The technophobic woman whose work I am obliged to do

Trust me, if you knew this lady & what she wants, you would ask for a 115% commission…she once gave me what was actually a beautiful salwar to sell, but it reeked so badly of unwashed body, rotten food, dog effluvia, and who knows what else (she opens the door to her car and visible stink wiggles, like the cartoons, come out), hung it up outside in strong sun and wind for over a week…and it still smelled pretty bad…

As for the china…we’re talking 4 or 5 complete services for 12 people…I’d no idea all the pieces you could have in a set of china…I was 1/2 expecting to see personal bidets listed.

She also didn’t want me to take any of the stuff home, but told me as things sold, just to give her their names and addresses (as well as their money) and she’d make sure they got their stuff…

:eek:

Not using my feedback, thank you!

Sorry about the hijack…I did find out I’m not the only person she has tried to do this to, actually…and here’s a surprise, a few people found out she’d sold things two and three times over…strange no one is willing to go into partnership with her…

Ah, but it’s the lunkheads that can hire and fire. In my case, though, I quit (for reasons other than tech issues).

Cowgirl, I have a piece of advice for you :slight_smile:

Stop using Word! Use a command line editor, such as edlin instead.

Instant cardiac arrest guaranted!

And then tell her everything sold for $5 less than it really did and pocket the difference.

Not like she could ever find out, right?

sorry for the blatant bump of my own thread, but I had something important to add:

ARGHH ! Flargin’ mothersnarfing growl growl …

She is off my back at last. But now that the fucking thing is published I have learned that it’s my job (yes, my job, not the job of the woman who wrote it or of anyone who cares at all about it) to test the fucking thing, the very badly designed web site that’s partly in Word and partly in Acrobat and partly in HTML and partly in this worse-than-useless CMA application (because it has to be ‘easy to navigate’ for people like the author of the document, making it look like ass), to make sure that all the links work, and as it turns out they don’t, because (a) I got bad advice from the web people when we designed it, and (b) my fucking CMA software isn’t working, so I make the changes (which I wouldn’t have to be making if I had gotten the right advice the first time) and publish, and publish, and publish, and publish, and for good measure publish again, and the changes still aren’t made because the CMA software has its own ideas. And I only have so much time to keep publishing it because people keep calling me with more changes to be made …

Tell me again how this is an admin assistant’s job?
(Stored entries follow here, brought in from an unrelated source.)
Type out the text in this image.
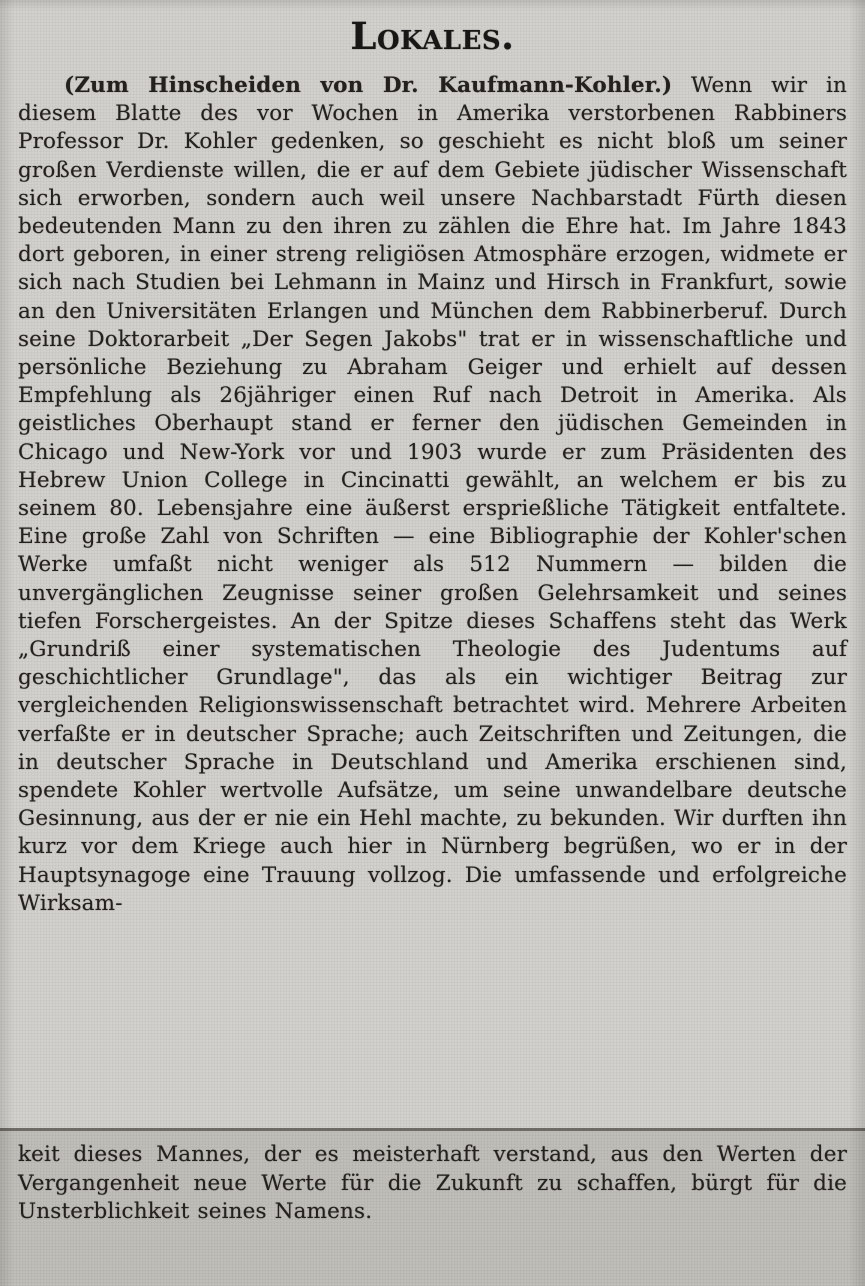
Lokales.

(Zum Hinscheiden von Dr. Kaufmann-Kohler.) Wenn wir in diesem Blatte des vor Wochen in Amerika verstorbenen Rabbiners Professor Dr. Kohler gedenken, so geschieht es nicht bloß um seiner großen Verdienste willen, die er auf dem Gebiete jüdischer Wissenschaft sich erworben, sondern auch weil unsere Nachbarstadt Fürth diesen bedeutenden Mann zu den ihren zu zählen die Ehre hat. Im Jahre 1843 dort geboren, in einer streng religiösen Atmosphäre erzogen, widmete er sich nach Studien bei Lehmann in Mainz und Hirsch in Frankfurt, sowie an den Universitäten Erlangen und München dem Rabbinerberuf. Durch seine Doktorarbeit „Der Segen Jakobs" trat er in wissenschaftliche und persönliche Beziehung zu Abraham Geiger und erhielt auf dessen Empfehlung als 26jähriger einen Ruf nach Detroit in Amerika. Als geistliches Oberhaupt stand er ferner den jüdischen Gemeinden in Chicago und New-York vor und 1903 wurde er zum Präsidenten des Hebrew Union College in Cincinatti gewählt, an welchem er bis zu seinem 80. Lebensjahre eine äußerst ersprießliche Tätigkeit entfaltete. Eine große Zahl von Schriften — eine Bibliographie der Kohler'schen Werke umfaßt nicht weniger als 512 Nummern — bilden die unvergänglichen Zeugnisse seiner großen Gelehrsamkeit und seines tiefen Forschergeistes. An der Spitze dieses Schaffens steht das Werk „Grundriß einer systematischen Theologie des Judentums auf geschichtlicher Grundlage", das als ein wichtiger Beitrag zur vergleichenden Religionswissenschaft betrachtet wird. Mehrere Arbeiten verfaßte er in deutscher Sprache; auch Zeitschriften und Zeitungen, die in deutscher Sprache in Deutschland und Amerika erschienen sind, spendete Kohler wertvolle Aufsätze, um seine unwandelbare deutsche Gesinnung, aus der er nie ein Hehl machte, zu bekunden. Wir durften ihn kurz vor dem Kriege auch hier in Nürnberg begrüßen, wo er in der Hauptsynagoge eine Trauung vollzog. Die umfassende und erfolgreiche Wirksam-

keit dieses Mannes, der es meisterhaft verstand, aus den Werten der Vergangenheit neue Werte für die Zukunft zu schaffen, bürgt für die Unsterblichkeit seines Namens.
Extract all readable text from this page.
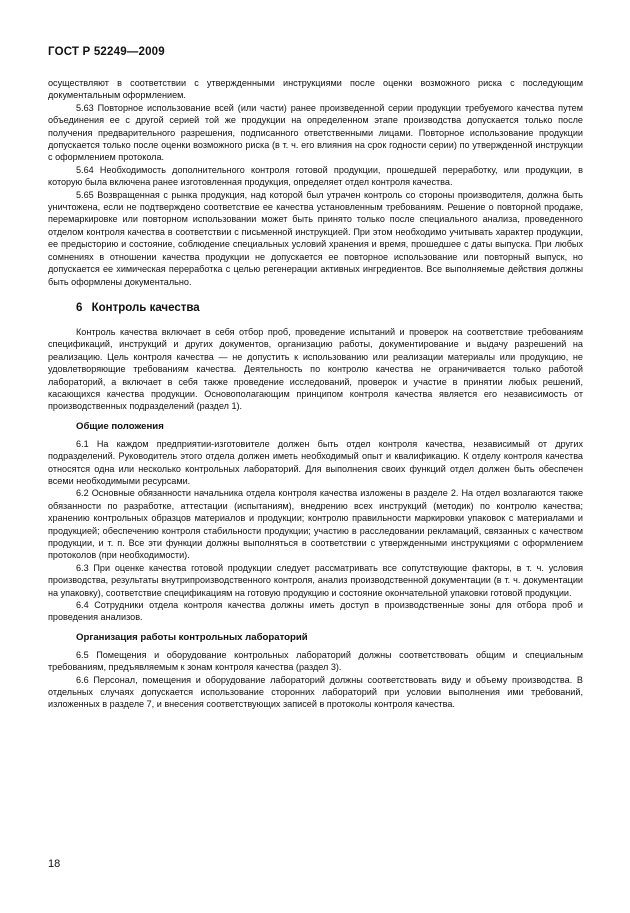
ГОСТ Р 52249—2009

осуществляют в соответствии с утвержденными инструкциями после оценки возможного риска с последующим документальным оформлением.

5.63 Повторное использование всей (или части) ранее произведенной серии продукции требуемого качества путем объединения ее с другой серией той же продукции на определенном этапе производства допускается только после получения предварительного разрешения, подписанного ответственными лицами. Повторное использование продукции допускается только после оценки возможного риска (в т. ч. его влияния на срок годности серии) по утвержденной инструкции с оформлением протокола.

5.64 Необходимость дополнительного контроля готовой продукции, прошедшей переработку, или продукции, в которую была включена ранее изготовленная продукция, определяет отдел контроля качества.

5.65 Возвращенная с рынка продукция, над которой был утрачен контроль со стороны производителя, должна быть уничтожена, если не подтверждено соответствие ее качества установленным требованиям. Решение о повторной продаже, перемаркировке или повторном использовании может быть принято только после специального анализа, проведенного отделом контроля качества в соответствии с письменной инструкцией. При этом необходимо учитывать характер продукции, ее предысторию и состояние, соблюдение специальных условий хранения и время, прошедшее с даты выпуска. При любых сомнениях в отношении качества продукции не допускается ее повторное использование или повторный выпуск, но допускается ее химическая переработка с целью регенерации активных ингредиентов. Все выполняемые действия должны быть оформлены документально.

6 Контроль качества

Контроль качества включает в себя отбор проб, проведение испытаний и проверок на соответствие требованиям спецификаций, инструкций и других документов, организацию работы, документирование и выдачу разрешений на реализацию. Цель контроля качества — не допустить к использованию или реализации материалы или продукцию, не удовлетворяющие требованиям качества. Деятельность по контролю качества не ограничивается только работой лабораторий, а включает в себя также проведение исследований, проверок и участие в принятии любых решений, касающихся качества продукции. Основополагающим принципом контроля качества является его независимость от производственных подразделений (раздел 1).

Общие положения

6.1 На каждом предприятии-изготовителе должен быть отдел контроля качества, независимый от других подразделений. Руководитель этого отдела должен иметь необходимый опыт и квалификацию. К отделу контроля качества относятся одна или несколько контрольных лабораторий. Для выполнения своих функций отдел должен быть обеспечен всеми необходимыми ресурсами.

6.2 Основные обязанности начальника отдела контроля качества изложены в разделе 2. На отдел возлагаются также обязанности по разработке, аттестации (испытаниям), внедрению всех инструкций (методик) по контролю качества; хранению контрольных образцов материалов и продукции; контролю правильности маркировки упаковок с материалами и продукцией; обеспечению контроля стабильности продукции; участию в расследовании рекламаций, связанных с качеством продукции, и т. п. Все эти функции должны выполняться в соответствии с утвержденными инструкциями с оформлением протоколов (при необходимости).

6.3 При оценке качества готовой продукции следует рассматривать все сопутствующие факторы, в т. ч. условия производства, результаты внутрипроизводственного контроля, анализ производственной документации (в т. ч. документации на упаковку), соответствие спецификациям на готовую продукцию и состояние окончательной упаковки готовой продукции.

6.4 Сотрудники отдела контроля качества должны иметь доступ в производственные зоны для отбора проб и проведения анализов.

Организация работы контрольных лабораторий

6.5 Помещения и оборудование контрольных лабораторий должны соответствовать общим и специальным требованиям, предъявляемым к зонам контроля качества (раздел 3).

6.6 Персонал, помещения и оборудование лабораторий должны соответствовать виду и объему производства. В отдельных случаях допускается использование сторонних лабораторий при условии выполнения ими требований, изложенных в разделе 7, и внесения соответствующих записей в протоколы контроля качества.

18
Actually I’m pretty chuffed that I’ve been sacked, someone else will have to deal with this. Nobody else in this godforsaken* place will have the slightest idea what to do with it. Heh, heh.

  • I know for certain that all gods have indeed foresaken this place.

Wait a second, you got laid off/sacked/fired? If so, fuck it, let it burn.

Sam

My supervisor at my last job was the same way. She knew the software that was there when she started and it was like pulling teeth to get her to upgrade or try something different that might work better. She also insisted on doing all sorts of weird stuff to the computers, because it would make them work better, but that actually caused us much more work. We were graphic artists for a classified paper, and every once in a while, she’d go through and get rid of about 50% of graphics that were saved because “We need to clean up the server so it will run faster!!” Then we’d pull up a big car ad and find that 75 of the 90 graphics were missing, and would have to find the originals, and resize/re-edit/everything them. What should have been a quick ad, changing prices and dates turned into an all afternoon affair.
Not related, but she also was the one who would bitch at us if we walked out for 5 minutes or so without deducting it from our break time, but took a 15 minute smoke break every hour and always left at 4:00 (Leaving us to stay until the ads for that day were finished, and always with a remark like “Oh, it’s 4! I’ve gotta go, but it looks like you guys are going to be here a while! Hee hee!”.) so she could pick up her kid. Argh.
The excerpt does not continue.